You see, the Congressional Budget Office estimates that the government could trim its deficit by around $150 billion over the 2017-2026 period if Obamacare is repealed, although this would leave nearly 24 million Americans without health insurance after a decade. While it would result to tax breaks for people making over $200,000 each year, it would also increase insurance costs for Americans in their 50s and 60s.
But as House Speaker Paul Ryan conceded last Friday, Obamacare taxes will have to stay in place and Republicans have no choice but to go back to the drawing board to figure out how they can fix the rest of the tax code while sticking to their 2017 budget. “We have even more agreement on the need and the nature of tax reform, on funding the government, on rebuilding the military, on securing the border,” he added.
Even with these words of reassurance, market watchers can’t help but speculate that the Trump administration will have a tough time pushing its agenda from here. Not only does the healthcare bill failure leave them with a shortage of funds to pursue other reforms, but it also suggests that similar policy changes might encounter the same amount of opposition.

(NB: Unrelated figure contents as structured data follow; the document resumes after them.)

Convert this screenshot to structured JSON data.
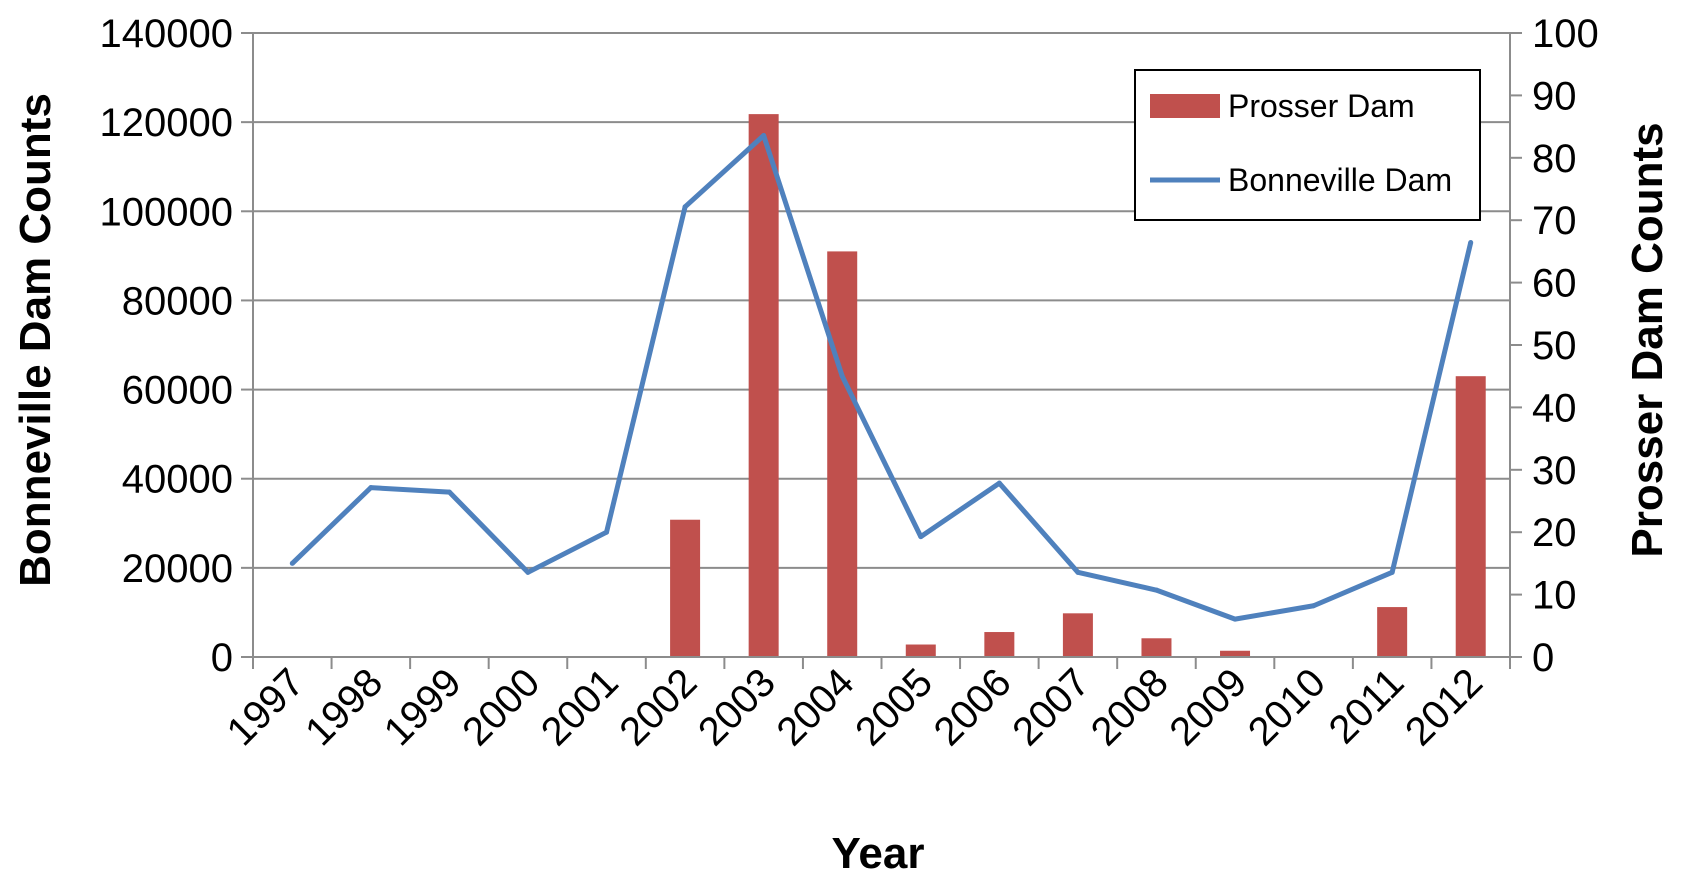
{
  "chart_data": {
    "type": "bar+line",
    "categories": [
      "1997",
      "1998",
      "1999",
      "2000",
      "2001",
      "2002",
      "2003",
      "2004",
      "2005",
      "2006",
      "2007",
      "2008",
      "2009",
      "2010",
      "2011",
      "2012"
    ],
    "series": [
      {
        "name": "Prosser Dam",
        "type": "bar",
        "axis": "right",
        "color": "#C0504D",
        "values": [
          0,
          0,
          0,
          0,
          0,
          22,
          87,
          65,
          2,
          4,
          7,
          3,
          1,
          0,
          8,
          45
        ]
      },
      {
        "name": "Bonneville Dam",
        "type": "line",
        "axis": "left",
        "color": "#4F81BD",
        "values": [
          21000,
          38000,
          37000,
          19000,
          28000,
          101000,
          117000,
          63000,
          27000,
          39000,
          19000,
          15000,
          8500,
          11500,
          19000,
          93000
        ]
      }
    ],
    "xlabel": "Year",
    "ylabel_left": "Bonneville Dam Counts",
    "ylabel_right": "Prosser Dam Counts",
    "ylim_left": [
      0,
      140000
    ],
    "yticks_left": [
      "0",
      "20000",
      "40000",
      "60000",
      "80000",
      "100000",
      "120000",
      "140000"
    ],
    "ylim_right": [
      0,
      100
    ],
    "yticks_right": [
      "0",
      "10",
      "20",
      "30",
      "40",
      "50",
      "60",
      "70",
      "80",
      "90",
      "100"
    ],
    "grid": true,
    "legend_position": "top-right"
  }
}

Keep in mind that the Donald is also pushing for a border adjustment tax, which is projected to add the $1.2 trillion in government revenue also needed to support their spending plans. Apart from giving American companies tax breaks for shipping goods to other countries, this would also remove these tax incentives from American companies that import products, essentially encouraging businesses to keep jobs and manufacturing activity in the homeland. With the recent letdown in the Obamacare repeal, it’s hard to imagine that the administration can pass this reform without any House of Cards-esque drama.
That leaves the rest of the Trump agenda in jeopardy as well. Since the elections, U.S. markets have been rallying on hopes of corporate tax cuts and financial deregulation, but it looks like these changes may take longer to enact than initially anticipated, unless of course Trump’s negotiation skills are as great as he thinks they are.
Risks to Rate Hikes
With less fiscal stimulus than anticipated and a potential correction in the U.S. stock market on weaker expectations of tax reform, confidence in the U.S. economy could take a hit. And when investors and consumers are less optimistic about financial conditions, they tend to scale back borrowing and spending activity, which can then pose some headwinds to overall growth.

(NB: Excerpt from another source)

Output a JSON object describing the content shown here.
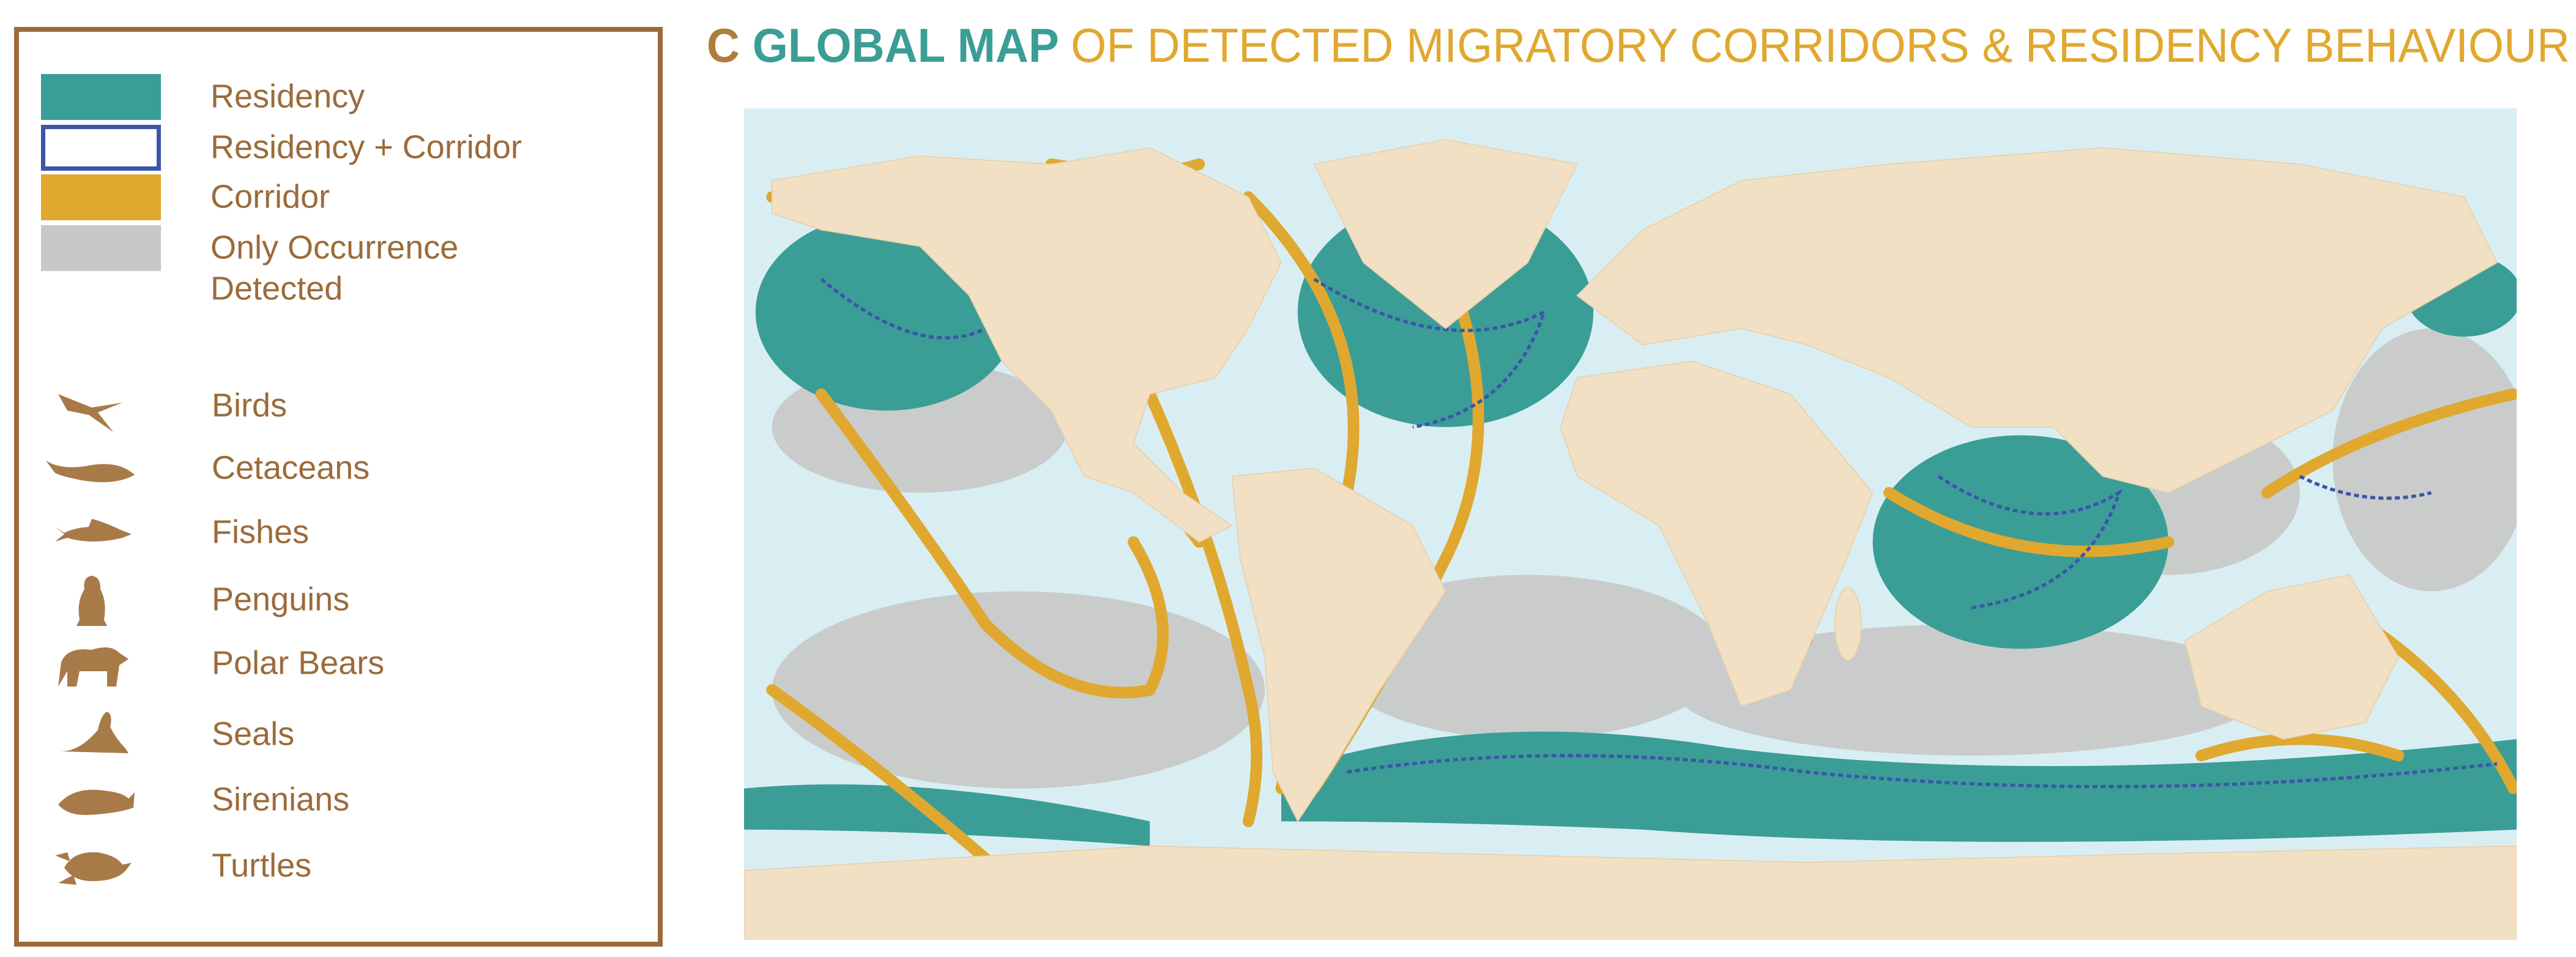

A few Fed policymakers have mentioned that they already incorporated fiscal stimulus into their economic projections, most of which maintain that the U.S. economy is approaching full employment and target inflation and that at least three rate hikes are in the cards this year. Others have acknowledged that there are upside risks to their economic forecasts stemming from fiscal policy changes so they may adjust their biases given these recent developments.
By the looks of it, the Greenback is having a tough time regaining ground against its forex counterparts now that the “Trumphoria” is starting to fade. The U.S. economy might need to fly all on its own from here, without any additional lift from corporate tax cuts or with a smaller increase in government spending, and rely on the positive momentum it has generated in the past few months.
Rate hike expectations for June have already tumbled upon hearing news of the healthcare bill failure, leading forex junkies to set their sights on September instead. Do you think these setbacks for the Trump administration will have repercussions on the Fed’s tightening time line?